A: move_mount(AT_FDCWD, "foo", AT_FDCWD, "bar/baz", MOVE_MOUNT_BENEATH)
gets to do_move_mount() and into do_lock_mount() called by it.

path->mnt points to mount 3, path->dentry - to its root.  Both are pinned.
do_lock_mount() goes into the first iteration of loop.  beneath is true,
so it picks dentry - that of #3 mountpoint, i.e. "/baz" on #2 tmpfs instance.

At that point refcount of that dentry is 3 - one from being a positive on
tmpfs, one from being a mountpoint and one more just grabbed by do_lock_mount().
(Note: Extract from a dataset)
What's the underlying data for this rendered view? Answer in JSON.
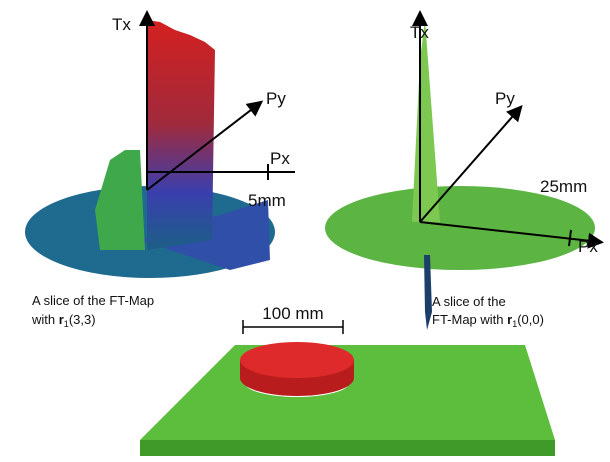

Now we enter inode_lock(dentry->d_inode).  Note that at that point A is not
holding any locks.  Suppose it gets preempted at this moment for whatever reason.

B: mount --move bar/baz splat
Proceeds without any problems, mount #3 gets moved to "splat".  Now refcount
of mount #2 is not pinned by anything and refcount of "/baz" on it is 2, since
it's no longer a mountpoint.

B: umount bar
... and now it hits the fan, since the refcount of mount #2 is not elevated by
anything, so we do not hit -EBUSY and proceed through umount(2) all the way to
kill_litter_super(), which drops the refcount of "/baz" to 1 and calls kill_anon_super().
Which gets to shrink_dcache_for_umount() and from there - to umount_check() on
that dentry.  You get yelled at, then you get yelled at again for busy inodes
after umount (that dentry is pinning the inode down), etc.  Superblock of #2
is freed.

A: regains CPU.  is_mounted() is true (now at splat instead of bar/baz, but still
mounted), ->mnt_mountpoint does not match.
All right, inode_unlock(dentry->d_inode), then dput(dentry) and now the refcount
of that dentry finally hits zero.  We get iput() on its inode, followed by
shmem_evict_inode() which is where we finally oops.

As for the second issue...  Normal callers of unlock_mount() do have a struct path
somewhere that pins the location we are dealing with.  However, 'beneath' case
of do_move_mount() does not - it relies upon the sucker being a mountpoint all
along.  Which is fine until you drop namespace_sem.  As soon as namespace_unlock()
has been called, there's no warranty that it will _stay_ a mountpoint.  Moving
that inode_unlock() before the namespace_unlock() avoids that scenario.